« Ils sont arrivés armés de matraques et de bâtons dans l’intention de chasser les vendeurs de rue », déclare Maya Gurung, elle-même vendeuse à Katmandou et présidente du syndicat népalais des vendeurs ambulants, le Nepal Street Vendors Trade Union (NEST). Elle fait référence à l’incident survenu en février 2024 dans le quartier surpeuplé de Sundhara, à Katmandou, la capitale népalaise, lorsque la police métropolitaine est intervenue brutalement pour faire partir les marchands ambulants. Six personnes ont été blessées pendant l’opération, dont une femme, Nanimaya Basnet, qui a été la plus gravement atteinte.
Cette intervention s’inscrit dans le cadre de la mesure radicale adoptée par les autorités municipales de Katmandou en janvier 2023 pour interdire la vente ambulante dans les rues de la capitale. Aucune alternative n’a été proposée aux vendeurs de rue. « Ils ne veulent pas supprimer la pauvreté, ils veulent supprimer les pauvres », affirme Maya Gurung.
Depuis que l’interdiction est entrée en vigueur, les marchands ambulants prennent d’immenses risques personnels pour la contourner en vendant leurs marchandises à des moments où la présence policière est limitée ou inexistante.
Contrairement à l’Inde voisine – qui dispose d’une loi nationale pour protéger les vendeurs de rue et leurs droits – le Népal n’a pas de loi centrale pour les marchands ambulants. Ainsi, ces travailleurs sont dépourvus de statut juridique et sont à la merci des autorités municipales. Comme dans le cas de Katmandou, parfois, les autorités ne manifestent aucune volonté de soutenir ces vendeurs ni d’améliorer leurs conditions de travail. Maya Gurung explique :
« Nous fournissons un service à la communauté. Nous apportons des légumes, des fruits et des fleurs aux habitants. Nous sommes installés sur la route pour vendre de l’eau. Tout le monde sait que nous offrons un service et que les vendeurs de rue sont nécessaires. Mais personne ne veut nous accepter ».
Au Népal, les marchands ambulants sont majoritairement des migrants internes qui ont quitté les zones rurales du pays pour chercher des sources de revenus dans la capitale. Un grand nombre de Népalais ont fui la violente guerre civile qui a eu lieu entre 1996 et 2006 après le renversement de la monarchie népalaise, qui a fait place à une république populaire. D’autres personnes sont venues à Katmandou après des catastrophes naturelles, notamment des inondations et des tremblements de terre, qui ont obligé les gens qui survivaient dans l’agriculture à venir chercher d’autres moyens de subsistance en ville.

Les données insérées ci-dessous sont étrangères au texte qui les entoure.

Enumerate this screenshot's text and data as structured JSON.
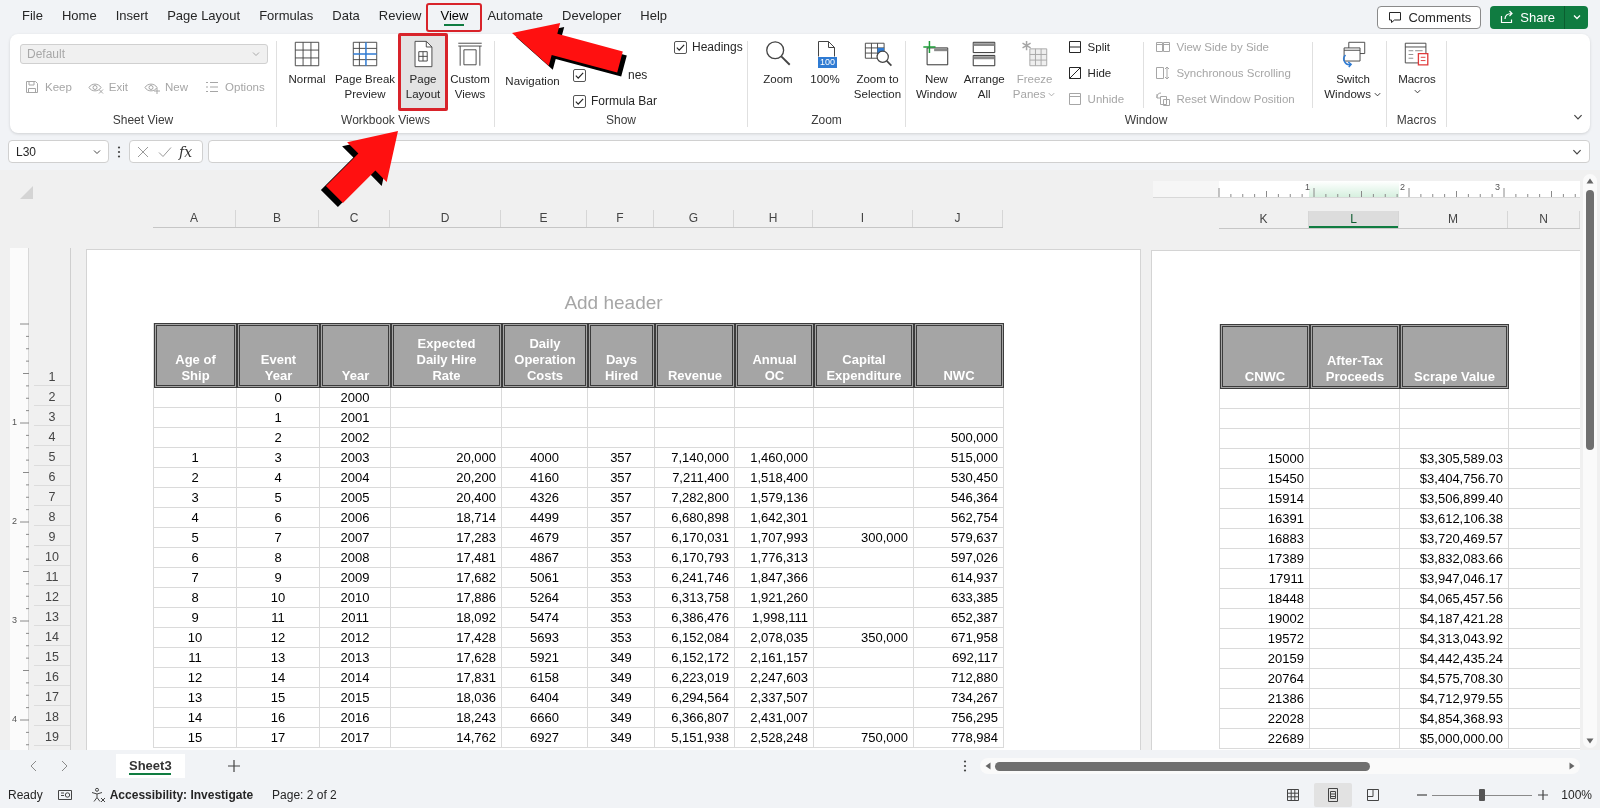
{
  "menu_tabs": [
    {
      "label": "File",
      "selected": false,
      "highlighted": false
    },
    {
      "label": "Home",
      "selected": false,
      "highlighted": false
    },
    {
      "label": "Insert",
      "selected": false,
      "highlighted": false
    },
    {
      "label": "Page Layout",
      "selected": false,
      "highlighted": false
    },
    {
      "label": "Formulas",
      "selected": false,
      "highlighted": false
    },
    {
      "label": "Data",
      "selected": false,
      "highlighted": false
    },
    {
      "label": "Review",
      "selected": false,
      "highlighted": false
    },
    {
      "label": "View",
      "selected": true,
      "highlighted": true
    },
    {
      "label": "Automate",
      "selected": false,
      "highlighted": false
    },
    {
      "label": "Developer",
      "selected": false,
      "highlighted": false
    },
    {
      "label": "Help",
      "selected": false,
      "highlighted": false
    }
  ],
  "account_buttons": {
    "comments": "Comments",
    "share": "Share"
  },
  "ribbon": {
    "sheet_view": {
      "title": "Sheet View",
      "view_select": {
        "value": "Default",
        "disabled": true
      },
      "actions": [
        {
          "label": "Keep",
          "kind": "save",
          "disabled": true
        },
        {
          "label": "Exit",
          "kind": "exit",
          "disabled": true
        },
        {
          "label": "New",
          "kind": "new",
          "disabled": true
        },
        {
          "label": "Options",
          "kind": "options",
          "disabled": true
        }
      ]
    },
    "workbook_views": {
      "title": "Workbook Views",
      "buttons": [
        {
          "label": "Normal",
          "kind": "normal",
          "selected": false,
          "highlighted": false
        },
        {
          "label": "Page Break Preview",
          "kind": "pagebreak",
          "selected": false,
          "highlighted": false
        },
        {
          "label": "Page Layout",
          "kind": "pagelayout",
          "selected": true,
          "highlighted": true
        },
        {
          "label": "Custom Views",
          "kind": "custom",
          "selected": false,
          "highlighted": false
        }
      ]
    },
    "show": {
      "title": "Show",
      "navigation": "Navigation",
      "checkboxes": [
        {
          "label": "nes",
          "checked": true
        },
        {
          "label": "Formula Bar",
          "checked": true
        },
        {
          "label": "Headings",
          "checked": true
        }
      ]
    },
    "zoom": {
      "title": "Zoom",
      "buttons": [
        {
          "label": "Zoom",
          "kind": "zoom"
        },
        {
          "label": "100%",
          "kind": "hundred",
          "badge": "100"
        },
        {
          "label": "Zoom to Selection",
          "kind": "selection"
        }
      ]
    },
    "window": {
      "title": "Window",
      "large_buttons": [
        {
          "label": "New Window",
          "kind": "new",
          "disabled": false,
          "dropdown": false
        },
        {
          "label": "Arrange All",
          "kind": "arrange",
          "disabled": false,
          "dropdown": false
        },
        {
          "label": "Freeze Panes",
          "kind": "freeze",
          "disabled": true,
          "dropdown": true
        }
      ],
      "pane_actions": [
        {
          "label": "Split",
          "kind": "split",
          "disabled": false
        },
        {
          "label": "Hide",
          "kind": "hide",
          "disabled": false
        },
        {
          "label": "Unhide",
          "kind": "unhide",
          "disabled": true
        }
      ],
      "compare_actions": [
        {
          "label": "View Side by Side",
          "kind": "side",
          "disabled": true
        },
        {
          "label": "Synchronous Scrolling",
          "kind": "sync",
          "disabled": true
        },
        {
          "label": "Reset Window Position",
          "kind": "reset",
          "disabled": true
        }
      ],
      "switch": {
        "label": "Switch Windows",
        "dropdown": true
      }
    },
    "macros": {
      "title": "Macros",
      "button": {
        "label": "Macros",
        "dropdown": true
      }
    }
  },
  "formula_bar": {
    "name_box": "L30",
    "function_label": "fx"
  },
  "sheet": {
    "top_ruler": [
      "1",
      "2",
      "3"
    ],
    "side_ruler": [
      "1",
      "2",
      "3",
      "4"
    ],
    "row_numbers": [
      "1",
      "2",
      "3",
      "4",
      "5",
      "6",
      "7",
      "8",
      "9",
      "10",
      "11",
      "12",
      "13",
      "14",
      "15",
      "16",
      "17",
      "18",
      "19"
    ],
    "pages": [
      {
        "header": "Add header",
        "column_letters": [
          {
            "label": "A",
            "selected": false
          },
          {
            "label": "B",
            "selected": false
          },
          {
            "label": "C",
            "selected": false
          },
          {
            "label": "D",
            "selected": false
          },
          {
            "label": "E",
            "selected": false
          },
          {
            "label": "F",
            "selected": false
          },
          {
            "label": "G",
            "selected": false
          },
          {
            "label": "H",
            "selected": false
          },
          {
            "label": "I",
            "selected": false
          },
          {
            "label": "J",
            "selected": false
          }
        ],
        "headings": [
          "Age of Ship",
          "Event Year",
          "Year",
          "Expected Daily Hire Rate",
          "Daily Operation Costs",
          "Days Hired",
          "Revenue",
          "Annual OC",
          "Capital Expenditure",
          "NWC"
        ],
        "rows": [
          [
            null,
            "0",
            "2000",
            null,
            null,
            null,
            null,
            null,
            null,
            null
          ],
          [
            null,
            "1",
            "2001",
            null,
            null,
            null,
            null,
            null,
            null,
            null
          ],
          [
            null,
            "2",
            "2002",
            null,
            null,
            null,
            null,
            null,
            null,
            "500,000"
          ],
          [
            "1",
            "3",
            "2003",
            "20,000",
            "4000",
            "357",
            "7,140,000",
            "1,460,000",
            null,
            "515,000"
          ],
          [
            "2",
            "4",
            "2004",
            "20,200",
            "4160",
            "357",
            "7,211,400",
            "1,518,400",
            null,
            "530,450"
          ],
          [
            "3",
            "5",
            "2005",
            "20,400",
            "4326",
            "357",
            "7,282,800",
            "1,579,136",
            null,
            "546,364"
          ],
          [
            "4",
            "6",
            "2006",
            "18,714",
            "4499",
            "357",
            "6,680,898",
            "1,642,301",
            null,
            "562,754"
          ],
          [
            "5",
            "7",
            "2007",
            "17,283",
            "4679",
            "357",
            "6,170,031",
            "1,707,993",
            "300,000",
            "579,637"
          ],
          [
            "6",
            "8",
            "2008",
            "17,481",
            "4867",
            "353",
            "6,170,793",
            "1,776,313",
            null,
            "597,026"
          ],
          [
            "7",
            "9",
            "2009",
            "17,682",
            "5061",
            "353",
            "6,241,746",
            "1,847,366",
            null,
            "614,937"
          ],
          [
            "8",
            "10",
            "2010",
            "17,886",
            "5264",
            "353",
            "6,313,758",
            "1,921,260",
            null,
            "633,385"
          ],
          [
            "9",
            "11",
            "2011",
            "18,092",
            "5474",
            "353",
            "6,386,476",
            "1,998,111",
            null,
            "652,387"
          ],
          [
            "10",
            "12",
            "2012",
            "17,428",
            "5693",
            "353",
            "6,152,084",
            "2,078,035",
            "350,000",
            "671,958"
          ],
          [
            "11",
            "13",
            "2013",
            "17,628",
            "5921",
            "349",
            "6,152,172",
            "2,161,157",
            null,
            "692,117"
          ],
          [
            "12",
            "14",
            "2014",
            "17,831",
            "6158",
            "349",
            "6,223,019",
            "2,247,603",
            null,
            "712,880"
          ],
          [
            "13",
            "15",
            "2015",
            "18,036",
            "6404",
            "349",
            "6,294,564",
            "2,337,507",
            null,
            "734,267"
          ],
          [
            "14",
            "16",
            "2016",
            "18,243",
            "6660",
            "349",
            "6,366,807",
            "2,431,007",
            null,
            "756,295"
          ],
          [
            "15",
            "17",
            "2017",
            "14,762",
            "6927",
            "349",
            "5,151,938",
            "2,528,248",
            "750,000",
            "778,984"
          ]
        ]
      },
      {
        "column_letters": [
          {
            "label": "K",
            "selected": false
          },
          {
            "label": "L",
            "selected": true
          },
          {
            "label": "M",
            "selected": false
          },
          {
            "label": "N",
            "selected": false
          }
        ],
        "headings": [
          "CNWC",
          "After-Tax Proceeds",
          "Scrape Value"
        ],
        "rows": [
          [
            null,
            null,
            null
          ],
          [
            null,
            null,
            null
          ],
          [
            null,
            null,
            null
          ],
          [
            "15000",
            null,
            "$3,305,589.03"
          ],
          [
            "15450",
            null,
            "$3,404,756.70"
          ],
          [
            "15914",
            null,
            "$3,506,899.40"
          ],
          [
            "16391",
            null,
            "$3,612,106.38"
          ],
          [
            "16883",
            null,
            "$3,720,469.57"
          ],
          [
            "17389",
            null,
            "$3,832,083.66"
          ],
          [
            "17911",
            null,
            "$3,947,046.17"
          ],
          [
            "18448",
            null,
            "$4,065,457.56"
          ],
          [
            "19002",
            null,
            "$4,187,421.28"
          ],
          [
            "19572",
            null,
            "$4,313,043.92"
          ],
          [
            "20159",
            null,
            "$4,442,435.24"
          ],
          [
            "20764",
            null,
            "$4,575,708.30"
          ],
          [
            "21386",
            null,
            "$4,712,979.55"
          ],
          [
            "22028",
            null,
            "$4,854,368.93"
          ],
          [
            "22689",
            null,
            "$5,000,000.00"
          ]
        ]
      }
    ]
  },
  "sheet_tabs": [
    {
      "label": "Sheet3",
      "selected": true
    }
  ],
  "status_bar": {
    "ready": "Ready",
    "accessibility": "Accessibility: Investigate",
    "page": "Page: 2 of 2",
    "views": [
      {
        "kind": "normal",
        "selected": false
      },
      {
        "kind": "pagelayout",
        "selected": true
      },
      {
        "kind": "pagebreak",
        "selected": false
      }
    ],
    "zoom_slider": {
      "level": 0.5
    },
    "zoom": "100%"
  }
}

D’après Maya Gurung, presque 55-60 % des marchands ambulants de Katmandou sont des femmes, qui vendent divers types de marchandises – allant des vêtements et des chaussures aux fruits, aux légumes et aux fleurs – pour compléter les revenus familiaux. Certains vendeurs sont mobiles et se déplacent à vélo ou avec une charrette pour vendre des produits frais, tandis que d’autres ont un point de vente plus fixe, sous la forme d’étals de fortune ou de plateformes en bois basses et ouvertes.
« La moitié des marchands ambulants ont un toit sur la tête grâce à ce revenu », annonce Sita Rijjal, vendeuse de rue depuis pratiquement trois décennies et actuellement secrétaire du NEST.

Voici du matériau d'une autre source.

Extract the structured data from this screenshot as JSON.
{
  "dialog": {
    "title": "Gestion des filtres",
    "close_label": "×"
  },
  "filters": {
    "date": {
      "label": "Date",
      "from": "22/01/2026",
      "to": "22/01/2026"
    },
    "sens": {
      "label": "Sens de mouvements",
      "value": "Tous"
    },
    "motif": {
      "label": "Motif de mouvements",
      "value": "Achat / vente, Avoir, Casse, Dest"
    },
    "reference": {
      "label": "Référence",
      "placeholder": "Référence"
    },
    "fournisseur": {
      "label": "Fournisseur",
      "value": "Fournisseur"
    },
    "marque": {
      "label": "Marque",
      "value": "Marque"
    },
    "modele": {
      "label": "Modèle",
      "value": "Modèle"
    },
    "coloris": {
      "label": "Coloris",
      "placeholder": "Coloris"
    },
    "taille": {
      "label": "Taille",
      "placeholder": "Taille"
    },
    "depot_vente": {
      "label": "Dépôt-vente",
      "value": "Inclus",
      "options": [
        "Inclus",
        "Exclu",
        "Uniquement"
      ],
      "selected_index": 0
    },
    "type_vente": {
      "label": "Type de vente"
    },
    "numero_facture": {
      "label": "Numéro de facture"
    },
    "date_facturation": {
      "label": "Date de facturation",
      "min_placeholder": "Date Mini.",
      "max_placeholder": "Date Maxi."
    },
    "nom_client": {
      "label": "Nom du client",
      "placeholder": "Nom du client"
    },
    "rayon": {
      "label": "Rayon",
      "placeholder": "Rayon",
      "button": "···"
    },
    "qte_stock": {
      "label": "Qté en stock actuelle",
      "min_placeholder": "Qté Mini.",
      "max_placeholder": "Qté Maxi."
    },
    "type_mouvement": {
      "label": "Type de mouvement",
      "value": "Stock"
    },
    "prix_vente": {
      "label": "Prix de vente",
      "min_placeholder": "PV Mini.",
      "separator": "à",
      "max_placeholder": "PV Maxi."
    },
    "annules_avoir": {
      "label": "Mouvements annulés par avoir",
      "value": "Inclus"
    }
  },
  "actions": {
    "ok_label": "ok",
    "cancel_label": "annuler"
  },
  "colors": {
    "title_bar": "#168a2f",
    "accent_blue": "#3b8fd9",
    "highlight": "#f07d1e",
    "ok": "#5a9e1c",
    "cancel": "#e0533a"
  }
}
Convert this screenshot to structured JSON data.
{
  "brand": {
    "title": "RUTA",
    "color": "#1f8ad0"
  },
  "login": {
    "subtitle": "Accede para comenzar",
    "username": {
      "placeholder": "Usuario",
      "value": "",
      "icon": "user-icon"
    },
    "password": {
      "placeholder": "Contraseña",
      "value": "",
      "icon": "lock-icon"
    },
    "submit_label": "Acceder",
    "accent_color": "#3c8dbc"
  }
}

La fille adulte de Sita Rijjal, Anju Gautam, est présente au moment de l’entretien entre sa mère et Equal Times, et elle se dit pessimiste pour l’avenir si l’interdiction du commerce de rue est maintenue. « De quoi vont vivre les gens ? » s’interroge Anju Gautam, qui occupe un emploi administratif à l’université de Katmandou. « Ils devront se tourner vers la prostitution ou la délinquance. »
Les combats de ces dernières années
Sans législation centrale pour protéger les droits des marchands ambulants népalais, leur sort est largement tributaire des maires, aussi bien dans les petites villes que dans les grandes. La situation de Katmandou n’est pas nécessairement représentative des conditions de travail des vendeurs de rue des autres villes, mais comme il s’agit de la capitale et de la plus grande ville du Népal (avec environ 1,4 million d’habitants), la plupart des migrants venant des zones rurales affluent vers Katmandou. En conséquence, ce qui se passe dans la capitale touche un grand nombre de personnes.
Bidya Sunder Shakya a été maire de Katmandou de 2017 à 2022. Il a été décidé pendant son mandat que les marchandises saisies aux vendeurs de rue seraient vendues aux enchères, ce qui signifie que les vendeurs devaient protéger eux-mêmes leurs marchandises et qu’ils étaient impuissants face aux actions brutales de la police. Selon Maya Gurung, le fait que les produits saisis ne soient pas restitués aux marchands ambulants a généré des pertes financières considérables. Les vendeurs plus âgés, de plus en plus désespérés par la situation, sont retournés dans leur village d’origine. Les plus jeunes sont partis travailler à l’étranger.
La politique de saisie et de vente aux enchères des marchandises se poursuit à l’heure actuelle. « Depuis sept ou huit ans, la valeur des biens saisis se chiffre en crores », souligne Maya Gurung, en insistant sur le mot « crores », une unité de mesure équivalant à « 10 millions ». S’agissant de roupies népalaises, un crore correspond à quasiment 70.000 euros, au taux de change actuel. « Souvent, les marchandises disparaissent sur le chemin de l’entrepôt », précise-t-elle.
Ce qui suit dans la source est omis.